CIOs, take your CFO to dinner and pay for it has been saved
I’ll leave the wine-pairing to the sommelier, but here’s a menu of topics for conversation that can fruitfully accompany each course.
Coffee is inexpensive, drinks are the norm, and lunch is predictable. But dinner, on the other hand, means business. If you’re a CIO, it’s time to pick up the phone and invite your CFO to dinner. You have plenty to talk about.
I recently had the opportunity to attend a CFO conference (as a token technology speaker), and I came back energized and enthused. The agenda included myriad topics that could easily be on a CIO conference agenda: innovation, disruption, cybersecurity, and technology-enabled business transformation, for example. CFOs in my session engaged me on topics ranging from assessing IT talent to developing an agile architecture. But once the convention ended, it was the comments from CFOs who don’t understand their company’s technology-investment strategies or trust their CIOs that lingered with me. I mean it, my fellow CIOs. Call your favorite restaurant and reserve a table for two.
I’ll leave the wine-pairing to the sommelier, but here’s a menu of topics that can fruitfully accompany each course.

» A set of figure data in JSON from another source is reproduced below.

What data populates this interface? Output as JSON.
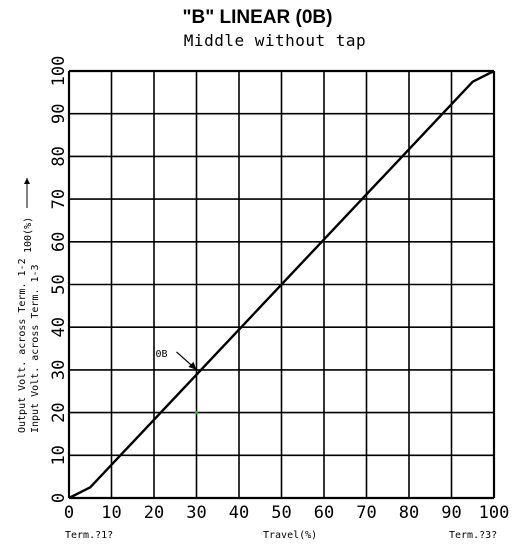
{
  "chart_data": {
    "type": "line",
    "title": "\"B\" LINEAR (0B)",
    "subtitle": "Middle without tap",
    "xlabel": "Travel(%)",
    "ylabel_lines": [
      "Output Volt. across Term. 1-2",
      "Input Volt. across Term. 1-3",
      "100(%)"
    ],
    "x_end_labels": {
      "left": "Term.?1?",
      "right": "Term.?3?"
    },
    "xlim": [
      0,
      100
    ],
    "ylim": [
      0,
      100
    ],
    "x_ticks": [
      "0",
      "10",
      "20",
      "30",
      "40",
      "50",
      "60",
      "70",
      "80",
      "90",
      "100"
    ],
    "y_ticks": [
      "0",
      "10",
      "20",
      "30",
      "40",
      "50",
      "60",
      "70",
      "80",
      "90",
      "100"
    ],
    "grid": true,
    "series": [
      {
        "name": "0B",
        "x": [
          0,
          5,
          95,
          100
        ],
        "y": [
          0,
          2.5,
          97.5,
          100
        ]
      }
    ],
    "annotation": {
      "text": "0B",
      "x": 30,
      "y": 30
    },
    "colors": {
      "line": "#000000",
      "grid": "#000000",
      "marker": "#00cc00"
    }
  }
}
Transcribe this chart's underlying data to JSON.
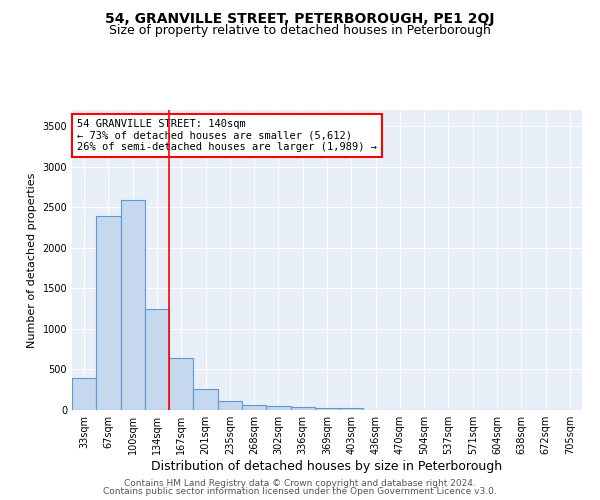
{
  "title": "54, GRANVILLE STREET, PETERBOROUGH, PE1 2QJ",
  "subtitle": "Size of property relative to detached houses in Peterborough",
  "xlabel": "Distribution of detached houses by size in Peterborough",
  "ylabel": "Number of detached properties",
  "categories": [
    "33sqm",
    "67sqm",
    "100sqm",
    "134sqm",
    "167sqm",
    "201sqm",
    "235sqm",
    "268sqm",
    "302sqm",
    "336sqm",
    "369sqm",
    "403sqm",
    "436sqm",
    "470sqm",
    "504sqm",
    "537sqm",
    "571sqm",
    "604sqm",
    "638sqm",
    "672sqm",
    "705sqm"
  ],
  "values": [
    390,
    2390,
    2590,
    1250,
    640,
    255,
    110,
    60,
    55,
    40,
    30,
    30,
    0,
    0,
    0,
    0,
    0,
    0,
    0,
    0,
    0
  ],
  "bar_color": "#c5d8ed",
  "bar_edge_color": "#5b9bd5",
  "bar_edge_width": 0.8,
  "vline_x": 3.5,
  "vline_color": "red",
  "vline_linewidth": 1.2,
  "annotation_text": "54 GRANVILLE STREET: 140sqm\n← 73% of detached houses are smaller (5,612)\n26% of semi-detached houses are larger (1,989) →",
  "annotation_box_color": "white",
  "annotation_box_edge": "red",
  "ylim": [
    0,
    3700
  ],
  "yticks": [
    0,
    500,
    1000,
    1500,
    2000,
    2500,
    3000,
    3500
  ],
  "background_color": "#e8eff8",
  "grid_color": "white",
  "footer_line1": "Contains HM Land Registry data © Crown copyright and database right 2024.",
  "footer_line2": "Contains public sector information licensed under the Open Government Licence v3.0.",
  "title_fontsize": 10,
  "subtitle_fontsize": 9,
  "xlabel_fontsize": 9,
  "ylabel_fontsize": 8,
  "tick_fontsize": 7,
  "annotation_fontsize": 7.5,
  "footer_fontsize": 6.5
}
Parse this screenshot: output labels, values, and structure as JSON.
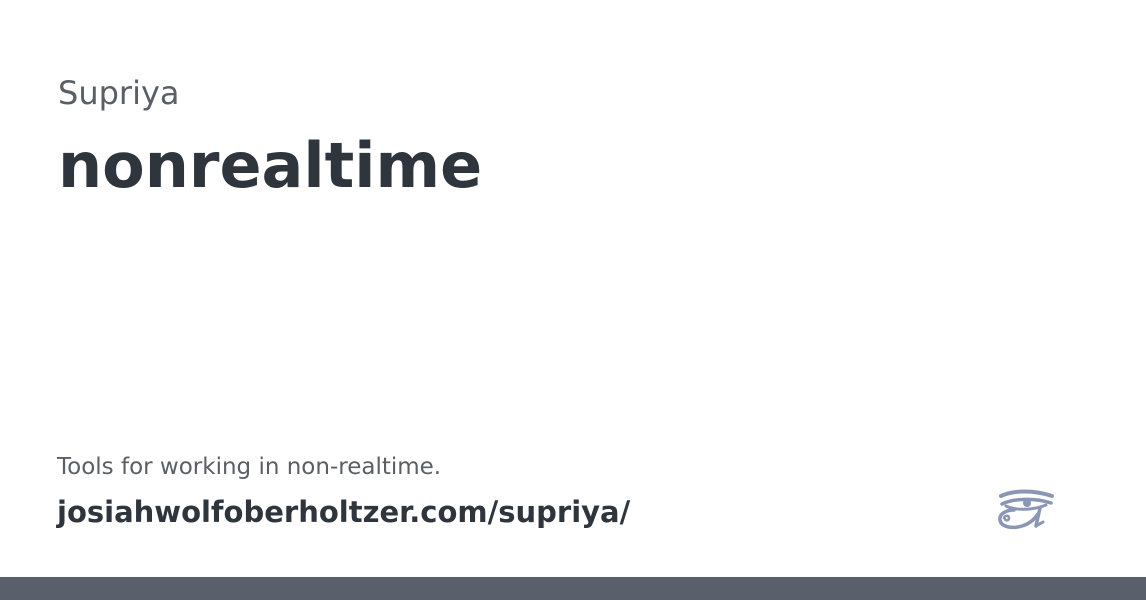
{
  "project": {
    "name": "Supriya"
  },
  "page": {
    "title": "nonrealtime",
    "description": "Tools for working in non-realtime.",
    "site_url": "josiahwolfoberholtzer.com/supriya/"
  },
  "logo": {
    "icon": "eye-of-horus-icon",
    "color": "#8a96b3"
  },
  "colors": {
    "background": "#ffffff",
    "title_text": "#2e353d",
    "secondary_text": "#5a5f66",
    "footer_bar": "#5a606b"
  }
}
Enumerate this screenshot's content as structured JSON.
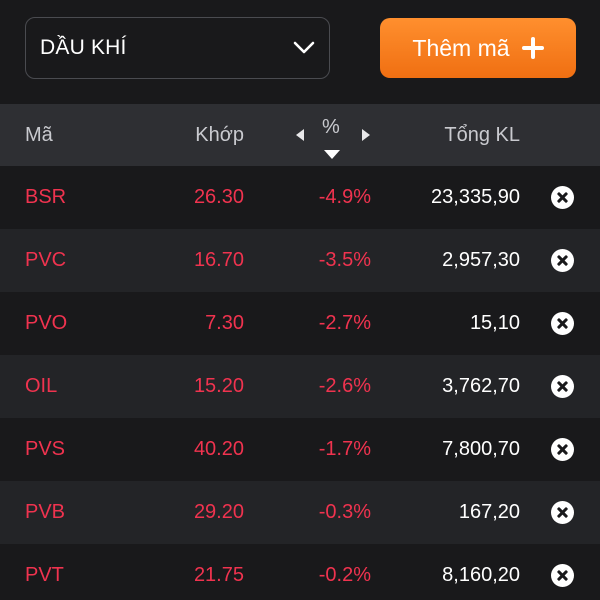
{
  "filter": {
    "selected": "DẦU KHÍ",
    "icon": "chevron-down-icon"
  },
  "add_button": {
    "label": "Thêm mã",
    "icon": "plus-icon"
  },
  "table": {
    "headers": {
      "code": "Mã",
      "price": "Khớp",
      "percent": "%",
      "total_volume": "Tổng KL"
    },
    "rows": [
      {
        "code": "BSR",
        "price": "26.30",
        "percent": "-4.9%",
        "total_volume": "23,335,90"
      },
      {
        "code": "PVC",
        "price": "16.70",
        "percent": "-3.5%",
        "total_volume": "2,957,30"
      },
      {
        "code": "PVO",
        "price": "7.30",
        "percent": "-2.7%",
        "total_volume": "15,10"
      },
      {
        "code": "OIL",
        "price": "15.20",
        "percent": "-2.6%",
        "total_volume": "3,762,70"
      },
      {
        "code": "PVS",
        "price": "40.20",
        "percent": "-1.7%",
        "total_volume": "7,800,70"
      },
      {
        "code": "PVB",
        "price": "29.20",
        "percent": "-0.3%",
        "total_volume": "167,20"
      },
      {
        "code": "PVT",
        "price": "21.75",
        "percent": "-0.2%",
        "total_volume": "8,160,20"
      }
    ]
  },
  "colors": {
    "background": "#19191b",
    "header_background": "#2e2f33",
    "decline": "#f0334f",
    "accent": "#f57b1c",
    "text": "#ffffff"
  }
}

Mutual funds and portfolio risk over cocktails: If you are a savvy CIO, you have created your technology portfolio like a mutual fund—where you are balancing risks across various technology investments. Often, business and functional leaders miss the risk part, partly because we have done a poor job of communicating it to them. More than anybody else in an organization, they understand the risk-reward equation. You have to discipline yourself to highlight and track the risks and benefits. A CIO of a large high-tech company who does this really well had the following advice for CIOs: “We (CIOs) are in the predictions business. If we aren’t making big bets around our future business needs, we are holding back our organizations and setting ourselves up for failure.” Naturally, some bets pay off big while others don’t, but most importantly, this approach will enable you to be a proactive business partner—rather than a reactive one.

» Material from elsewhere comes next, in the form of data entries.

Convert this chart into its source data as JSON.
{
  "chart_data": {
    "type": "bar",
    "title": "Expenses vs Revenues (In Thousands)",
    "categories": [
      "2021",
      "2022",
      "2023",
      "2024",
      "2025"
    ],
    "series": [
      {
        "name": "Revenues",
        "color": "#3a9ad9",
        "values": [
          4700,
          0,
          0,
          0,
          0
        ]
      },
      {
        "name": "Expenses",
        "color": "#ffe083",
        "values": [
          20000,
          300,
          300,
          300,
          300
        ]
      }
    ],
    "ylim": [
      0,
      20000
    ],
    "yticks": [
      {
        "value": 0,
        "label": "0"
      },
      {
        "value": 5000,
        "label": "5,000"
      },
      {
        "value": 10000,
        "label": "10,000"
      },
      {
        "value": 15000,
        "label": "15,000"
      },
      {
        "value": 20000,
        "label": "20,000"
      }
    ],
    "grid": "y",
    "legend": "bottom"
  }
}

Stocks and valuations with the salads: Every stock broker has a valuation methodology that they use to figure out if a stock is worth investing in. All too often, CFOs feel ill-equipped to evaluate technology investments. CFOs frequently ask me, “How do I know if I am overinvesting or underinvesting in IT?” It doesn’t matter what methodology you come up with, but make sure your CFO and business leaders understand how to evaluate technology investments. It is fascinating to see how much time organizations spend building business cases without going back to evaluate actual benefits. Contemplating investments is a significant undertaking, but tracking their actual performance is even more important. And CFOs can become your best friends simply based on their ability to hold business leaders accountable.
Venture funding and entrees: Two elements of venture funds are important for CIOs to understand and apply: stage-gate investing and strong governance and accountability. Both are usually missing from strategic technology investments. Involving a non-technologist (CFO) in technology governance can add perspective and discipline that helps you to think like a venture investor. Ask your CFO to lead your technology governance. It will almost certainly lend more transparency and credibility to your undertakings. But much more importantly, you now have a joint owner for technology governance. One CIO/CFO duo uses the shark tank model for funding and on-going investment decisions around their technology innovation initiatives.

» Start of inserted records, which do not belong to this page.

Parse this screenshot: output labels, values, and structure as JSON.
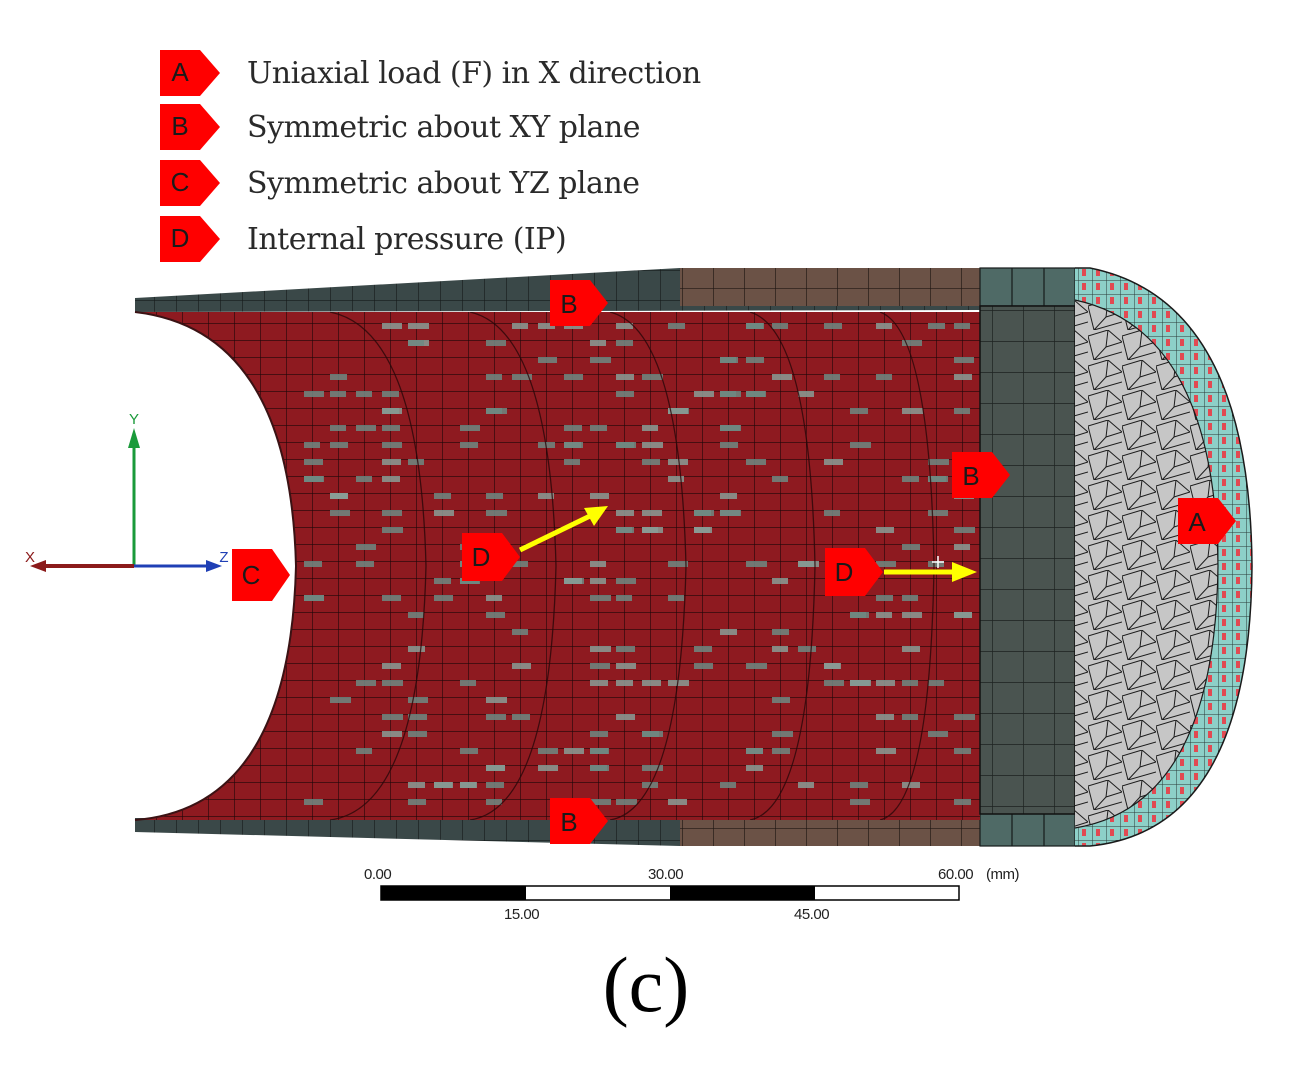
{
  "legend": [
    {
      "tag": "A",
      "label": "Uniaxial load (F) in X direction"
    },
    {
      "tag": "B",
      "label": "Symmetric about XY plane"
    },
    {
      "tag": "C",
      "label": "Symmetric about YZ plane"
    },
    {
      "tag": "D",
      "label": "Internal pressure (IP)"
    }
  ],
  "markers": {
    "b_top": "B",
    "b_bottom": "B",
    "b_right": "B",
    "a_cap": "A",
    "c_left": "C",
    "d_inner": "D",
    "d_end": "D"
  },
  "axes": {
    "x": "X",
    "y": "Y",
    "z": "Z"
  },
  "scale_bar": {
    "ticks_top": [
      "0.00",
      "30.00",
      "60.00"
    ],
    "ticks_bottom": [
      "15.00",
      "45.00"
    ],
    "unit": "(mm)"
  },
  "caption": "(c)",
  "colors": {
    "tag_red": "#ff0000",
    "mesh_red": "#8e1a20",
    "pressure_arrow": "#ffff00",
    "end_plate": "#4a5450",
    "cap_face": "#c4c4c4",
    "rim": "#88cfc7"
  }
}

Forecasts and projections for dessert: Market analysts know that historical data is an input, but it can’t predict a stock’s future success. Analysts are always on the lookout for the disruptors that will influence a stock price. Technology platforms such as cloud, mobile, and analytics could all be disruptors within a given context, but the disruptors could also be the legacy and mainframe environments that are holding you back from making your technology environment agile. The disruptors could also be scientific breakthroughs (3D printing) or regulatory changes (healthcare in the United States). As a CIO you need to identify those disruptors. Your CFO can help you understand and articulate the impact of these potential disruptors on your business.
One last word of advice: Give your credit card to your server ahead of time. This will remove the awkward arrival of the bill, and it will symbolically demonstrate that you are committed and willing to proactively invest in this relationship.